Blurry or not, the same logic applies to Tajikistan: there may be no option but to join. The crux of this issue for Dushanbe is the significant proportion of the Tajik population that migrates to Russia for work. The region-wide, but Russian-centric, economic crash in the past year has impacted both remittance values and migration numbers. But while remittance figures for 2015 declined across the board for Uzbekistan, Tajikistan, and Kyrgyzstan, only Uzbekistan and Tajikistan saw a decline in the number of workers going to Russia. Kyrgyzstan, according to March 2016 IWPR report, saw the number of workers going to Russia increased by 5.4 percent, “a likely result of the easing of employment restrictions due to its EEU membership.”

This is the benefit Tajikistan would be seeking with a membership bid.

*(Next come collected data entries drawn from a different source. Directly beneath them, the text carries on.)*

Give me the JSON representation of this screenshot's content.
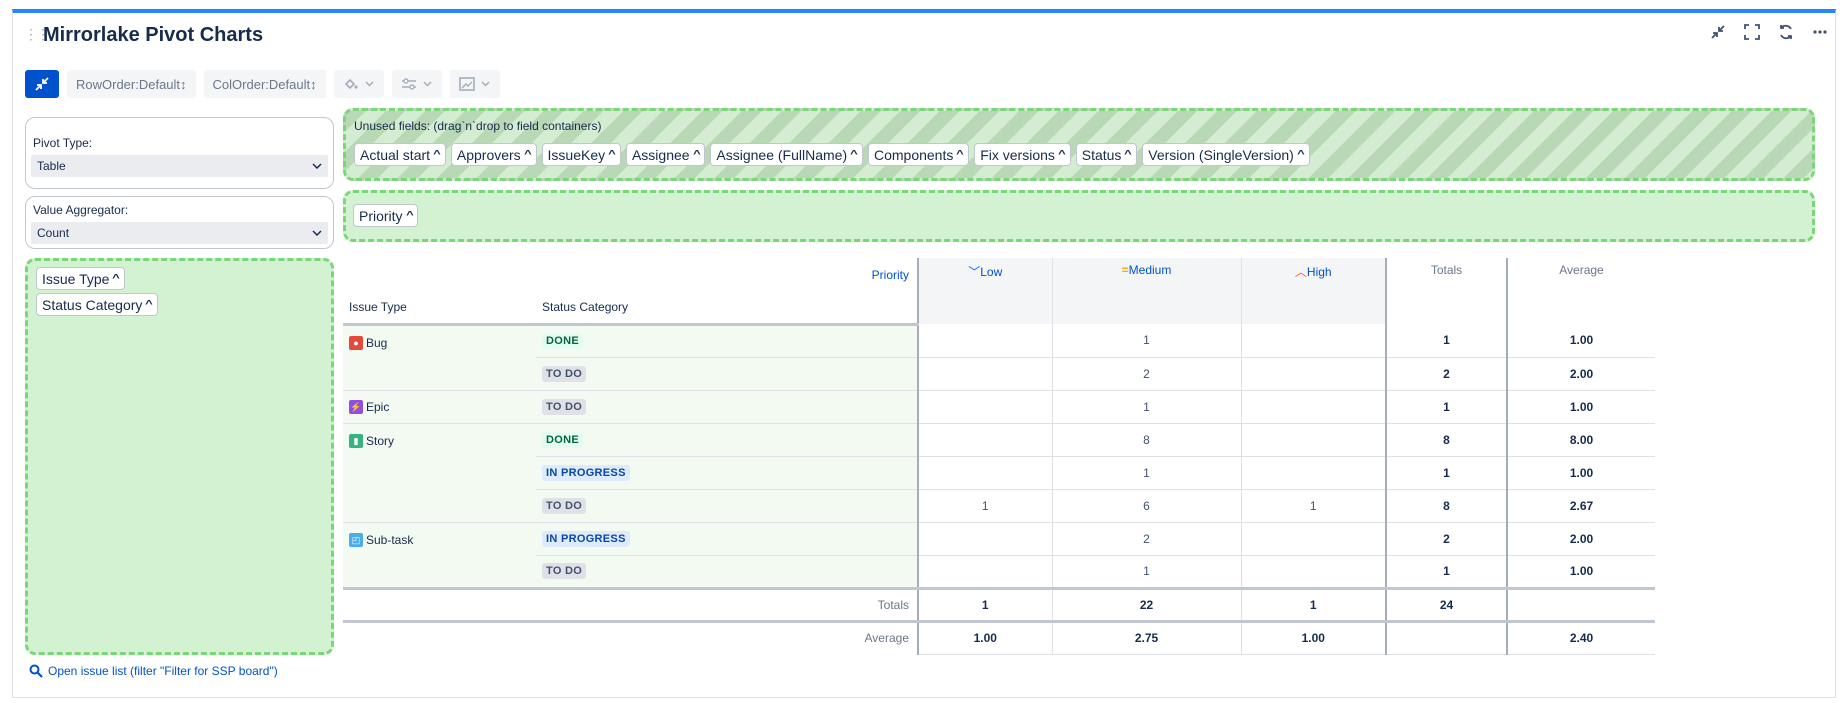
{
  "title": "Mirrorlake Pivot Charts",
  "header_icons": [
    "collapse-icon",
    "fullscreen-icon",
    "refresh-icon",
    "more-icon"
  ],
  "toolbar": {
    "row_order": "RowOrder:Default↕",
    "col_order": "ColOrder:Default↕"
  },
  "pivot_type": {
    "label": "Pivot Type:",
    "value": "Table"
  },
  "aggregator": {
    "label": "Value Aggregator:",
    "value": "Count"
  },
  "unused": {
    "label": "Unused fields: (drag`n`drop to field containers)",
    "fields": [
      "Actual start",
      "Approvers",
      "IssueKey",
      "Assignee",
      "Assignee (FullName)",
      "Components",
      "Fix versions",
      "Status",
      "Version (SingleVersion)"
    ]
  },
  "col_fields": [
    "Priority"
  ],
  "row_fields": [
    "Issue Type",
    "Status Category"
  ],
  "table": {
    "axis_label": "Priority",
    "row_headers": [
      "Issue Type",
      "Status Category"
    ],
    "columns": [
      {
        "label": "Low",
        "icon": "low-priority-icon",
        "color": "#0065ff"
      },
      {
        "label": "Medium",
        "icon": "medium-priority-icon",
        "color": "#ffab00"
      },
      {
        "label": "High",
        "icon": "high-priority-icon",
        "color": "#ff5630"
      }
    ],
    "totals_label": "Totals",
    "average_label": "Average",
    "rows": [
      {
        "type": "Bug",
        "status": "DONE",
        "values": [
          "",
          "1",
          ""
        ],
        "total": "1",
        "avg": "1.00"
      },
      {
        "type": "",
        "status": "TO DO",
        "values": [
          "",
          "2",
          ""
        ],
        "total": "2",
        "avg": "2.00"
      },
      {
        "type": "Epic",
        "status": "TO DO",
        "values": [
          "",
          "1",
          ""
        ],
        "total": "1",
        "avg": "1.00"
      },
      {
        "type": "Story",
        "status": "DONE",
        "values": [
          "",
          "8",
          ""
        ],
        "total": "8",
        "avg": "8.00"
      },
      {
        "type": "",
        "status": "IN PROGRESS",
        "values": [
          "",
          "1",
          ""
        ],
        "total": "1",
        "avg": "1.00"
      },
      {
        "type": "",
        "status": "TO DO",
        "values": [
          "1",
          "6",
          "1"
        ],
        "total": "8",
        "avg": "2.67"
      },
      {
        "type": "Sub-task",
        "status": "IN PROGRESS",
        "values": [
          "",
          "2",
          ""
        ],
        "total": "2",
        "avg": "2.00"
      },
      {
        "type": "",
        "status": "TO DO",
        "values": [
          "",
          "1",
          ""
        ],
        "total": "1",
        "avg": "1.00"
      }
    ],
    "col_totals": [
      "1",
      "22",
      "1"
    ],
    "grand_total": "24",
    "col_averages": [
      "1.00",
      "2.75",
      "1.00"
    ],
    "grand_average": "2.40"
  },
  "open_link": "Open issue list (filter \"Filter for SSP board\")"
}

The effect may not be immediate in economic terms but the state’s language would likely tout accession as a growth in opportunity.

The World Bank, in its June update of the Global Economic Prospects report, revised Tajikistan’s GDP growth forecast for 2016 and 2017 downward. While revisions are typical when future forecasting is involved, the downward revision changed the Tajik economic narrative from one of recovery beginning in 2016 to at least one more bad year. The January estimates predicted GDP growth in 2016 would rise from 2015’s estimated 4.2 percent to 4.8 percent. The June revision instead forecasts further decline, to 4.0, putting off the rise to 4.8 into 2017.

However, if Tajik state statistics are to be believed (they aren’t) the recovery has already arrived. Asia-Plus reported the government’s statistics agency as saying that GDP grew by 6.6 percent in the first six months of 2016 compared to the same time period in 2015, and “The government expects the GDP to rise 7.0 percent in a year to December 31, 2016.”

For Russia, the benefits of Tajik membership are decidedly more symbolic than economic. The country’s economy is among the smallest in the region (no matter whose statistics you consider), as is its population. Nonetheless, Tajikistan’s membership would add another piece to the puzzle of a more unified (at least symbolically) Eurasia. Even if Tajikistan’s progress toward joining is excruciatingly slow, periodic stories about the union’s growth reflect well on the organization — that is, if they are not examined closely. With the European Union — on which the EEU was most certainly modeled — seemingly in crisis following the British vote to exit, Moscow is eager to toast the expansion and success of its own integration projects.